I'm working with De Dietrich on this recipe to show off the fancy steam oven settings that make steaming food incredibly easy. It's as easy as filling the little water drawer and letting the oven do the work. With a controlled temperature inside, there is no worry of loosing heat and ending up with flat and soggy food.
*note, the oven was gifted in partnership of recipe development*
Ingredients
dry
3 cups plain flour 480g
1 ½ tbsp caster sugar 20g
½ tsp salt
1 tsp sachet fast yeast
1 tsp baking powder
wet
1/2 cup oat milk room temperature
1/2 cup +1 tbsp water luke warm
cauliflower filling
1 head of cauliflower cut into small bite size florettes
½ cup plain flower
1/2 tsp garlic powder
¼ tsp salt
1 tsp good quality 5 spice mix
½ tsp chilli flakes
1 tsp sesame seeds
¼ cup oat milk
Method
for the bao
In a large mixing bowl, add all of the dry ingredients, and mix together
Add the luke warm water and luke warm oat milk (it's crucial the liquid is room temperature so it reacts with the yeast)
Mix together with your hands and bring together to form a dough, then knead for 8-10 minutes, a light bit of exercise for you
Once the texture of the dough is springy, pop it back in the bowl with a little oil to help remove it, cover with a tea towel and leave in a warm place for 1 hour
Once the dough has doubled in size (if it's cold you may need to leave it up to 2 hours) knock back the dough and roll into a fat sausage shape
Slice the roll into 8-10 equal portions then lightly flour the surface and a rolling pin
Make each of the pieces into a rough ball and roll into an oval shape, around 2cm thick, then add a drop of sesame oil and fold in half (the sesame oil helps it not stick)

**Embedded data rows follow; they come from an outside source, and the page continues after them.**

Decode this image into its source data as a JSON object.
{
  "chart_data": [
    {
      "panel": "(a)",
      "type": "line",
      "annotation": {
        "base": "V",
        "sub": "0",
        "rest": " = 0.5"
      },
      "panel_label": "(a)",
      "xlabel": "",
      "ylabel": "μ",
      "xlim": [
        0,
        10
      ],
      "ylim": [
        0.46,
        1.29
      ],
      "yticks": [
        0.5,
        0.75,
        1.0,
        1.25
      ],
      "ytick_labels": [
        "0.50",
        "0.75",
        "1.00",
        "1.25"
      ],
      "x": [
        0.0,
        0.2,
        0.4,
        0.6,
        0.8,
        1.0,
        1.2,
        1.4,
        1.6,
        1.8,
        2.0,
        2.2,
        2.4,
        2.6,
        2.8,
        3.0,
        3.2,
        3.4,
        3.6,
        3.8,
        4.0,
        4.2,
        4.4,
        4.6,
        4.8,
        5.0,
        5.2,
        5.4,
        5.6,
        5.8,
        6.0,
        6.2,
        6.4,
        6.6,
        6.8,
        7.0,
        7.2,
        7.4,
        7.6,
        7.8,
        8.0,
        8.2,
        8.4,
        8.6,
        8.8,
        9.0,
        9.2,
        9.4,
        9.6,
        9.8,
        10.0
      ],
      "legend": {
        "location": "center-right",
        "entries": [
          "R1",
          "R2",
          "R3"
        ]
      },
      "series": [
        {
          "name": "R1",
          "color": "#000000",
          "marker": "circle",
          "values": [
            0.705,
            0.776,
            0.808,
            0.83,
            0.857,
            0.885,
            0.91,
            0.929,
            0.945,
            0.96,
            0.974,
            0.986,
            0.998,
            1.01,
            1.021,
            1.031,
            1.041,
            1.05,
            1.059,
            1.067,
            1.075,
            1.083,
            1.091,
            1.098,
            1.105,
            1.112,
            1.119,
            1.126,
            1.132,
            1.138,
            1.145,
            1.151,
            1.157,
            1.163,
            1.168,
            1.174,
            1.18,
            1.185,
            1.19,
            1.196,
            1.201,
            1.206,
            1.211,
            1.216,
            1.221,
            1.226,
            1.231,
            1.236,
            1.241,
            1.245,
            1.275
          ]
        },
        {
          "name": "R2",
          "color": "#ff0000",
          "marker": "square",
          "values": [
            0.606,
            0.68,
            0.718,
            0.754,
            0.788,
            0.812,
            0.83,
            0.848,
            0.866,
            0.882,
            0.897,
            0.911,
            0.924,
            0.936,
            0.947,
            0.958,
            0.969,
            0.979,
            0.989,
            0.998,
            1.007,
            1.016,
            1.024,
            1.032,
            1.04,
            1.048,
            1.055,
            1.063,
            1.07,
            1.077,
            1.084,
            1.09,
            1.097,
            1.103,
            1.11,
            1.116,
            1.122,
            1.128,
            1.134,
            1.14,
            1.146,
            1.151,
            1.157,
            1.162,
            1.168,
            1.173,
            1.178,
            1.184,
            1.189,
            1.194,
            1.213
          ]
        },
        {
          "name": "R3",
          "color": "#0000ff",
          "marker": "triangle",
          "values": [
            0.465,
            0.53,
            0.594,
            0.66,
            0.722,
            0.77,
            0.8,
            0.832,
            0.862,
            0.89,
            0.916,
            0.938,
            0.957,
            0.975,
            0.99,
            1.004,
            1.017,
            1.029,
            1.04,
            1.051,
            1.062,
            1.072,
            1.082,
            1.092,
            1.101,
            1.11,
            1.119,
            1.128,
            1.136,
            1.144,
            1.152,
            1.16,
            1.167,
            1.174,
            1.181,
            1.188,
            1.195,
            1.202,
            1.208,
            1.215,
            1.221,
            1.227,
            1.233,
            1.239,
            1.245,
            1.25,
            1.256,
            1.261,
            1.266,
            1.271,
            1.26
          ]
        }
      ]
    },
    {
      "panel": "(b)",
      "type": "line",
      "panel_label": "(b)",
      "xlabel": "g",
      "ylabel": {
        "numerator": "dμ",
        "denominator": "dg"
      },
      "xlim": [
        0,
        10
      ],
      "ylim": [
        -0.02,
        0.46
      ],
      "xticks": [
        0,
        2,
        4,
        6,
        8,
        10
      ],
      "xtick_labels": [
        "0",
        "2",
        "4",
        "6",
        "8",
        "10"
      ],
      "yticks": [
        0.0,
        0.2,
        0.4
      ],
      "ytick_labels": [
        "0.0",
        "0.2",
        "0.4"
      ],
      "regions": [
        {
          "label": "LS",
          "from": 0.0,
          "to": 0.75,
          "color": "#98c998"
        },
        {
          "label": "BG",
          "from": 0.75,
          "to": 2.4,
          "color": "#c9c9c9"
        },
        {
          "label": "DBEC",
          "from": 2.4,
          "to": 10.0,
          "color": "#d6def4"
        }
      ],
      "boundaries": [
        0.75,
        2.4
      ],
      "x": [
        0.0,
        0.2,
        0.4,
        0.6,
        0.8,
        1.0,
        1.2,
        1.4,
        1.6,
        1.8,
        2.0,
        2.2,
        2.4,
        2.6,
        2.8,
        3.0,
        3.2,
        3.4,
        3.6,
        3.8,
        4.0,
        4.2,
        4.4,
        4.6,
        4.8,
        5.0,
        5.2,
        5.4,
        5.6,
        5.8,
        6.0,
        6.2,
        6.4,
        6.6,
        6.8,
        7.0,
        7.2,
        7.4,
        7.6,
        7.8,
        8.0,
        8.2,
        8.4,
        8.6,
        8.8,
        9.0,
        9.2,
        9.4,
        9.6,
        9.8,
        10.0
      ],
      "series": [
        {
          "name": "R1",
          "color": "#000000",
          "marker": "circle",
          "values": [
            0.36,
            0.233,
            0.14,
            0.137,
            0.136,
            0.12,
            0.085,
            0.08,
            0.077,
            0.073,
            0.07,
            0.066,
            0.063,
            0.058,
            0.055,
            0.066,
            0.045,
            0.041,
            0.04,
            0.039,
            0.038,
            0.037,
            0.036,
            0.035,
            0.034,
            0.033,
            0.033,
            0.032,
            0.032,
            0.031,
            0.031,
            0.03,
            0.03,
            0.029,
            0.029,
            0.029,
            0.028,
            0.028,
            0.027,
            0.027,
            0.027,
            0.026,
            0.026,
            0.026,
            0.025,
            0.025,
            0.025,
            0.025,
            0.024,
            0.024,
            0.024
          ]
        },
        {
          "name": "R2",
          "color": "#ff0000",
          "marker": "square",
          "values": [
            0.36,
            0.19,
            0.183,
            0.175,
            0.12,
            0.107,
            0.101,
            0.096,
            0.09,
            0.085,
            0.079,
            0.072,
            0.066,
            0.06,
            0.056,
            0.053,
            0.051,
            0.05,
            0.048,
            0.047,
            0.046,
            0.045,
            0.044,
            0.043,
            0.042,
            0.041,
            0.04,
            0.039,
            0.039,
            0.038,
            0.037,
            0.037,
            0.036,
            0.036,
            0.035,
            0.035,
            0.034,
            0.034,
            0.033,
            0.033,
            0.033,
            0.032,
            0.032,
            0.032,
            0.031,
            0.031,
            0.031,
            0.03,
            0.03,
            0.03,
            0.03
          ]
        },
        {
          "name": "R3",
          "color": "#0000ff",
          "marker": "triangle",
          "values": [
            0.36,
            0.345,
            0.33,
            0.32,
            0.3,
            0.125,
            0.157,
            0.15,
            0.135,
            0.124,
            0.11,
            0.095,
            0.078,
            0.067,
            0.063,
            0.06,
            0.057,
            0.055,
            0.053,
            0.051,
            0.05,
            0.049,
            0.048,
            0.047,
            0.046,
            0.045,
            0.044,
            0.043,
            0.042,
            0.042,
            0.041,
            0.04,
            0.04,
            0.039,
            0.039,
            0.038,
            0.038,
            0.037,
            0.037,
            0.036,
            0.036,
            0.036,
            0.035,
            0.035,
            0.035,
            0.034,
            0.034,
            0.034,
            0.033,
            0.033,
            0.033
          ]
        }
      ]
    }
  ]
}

Repeat until all of the dough is folded then pop on a baking tray, cover with a tea towel and leave for the final prove for a further 30 minutes
for the cauliflower
Preheat the oven to 180ºC
Mix all of the ingredients together in a mixing bowl, then add the cauliflower florettes and make sure each bite is completely covered
Place onto a baking tray and bake for 30-40 minutes until nice and crispy
steaming the bao
Using the steam setting on the oven, set it for 12 minutes - you will be prompted to fill the water draw until full to ensure enough to steam
Once ready, pop the bao in the oven and allow to steam for the full 12 minutes until beautiful and fluffy
After they're steamed, prep some crunchy veg to fill the bao then add the piping hot crispy cauliflower wings
Top with sriracha, chopped nuts and sesame seeds and enjoy!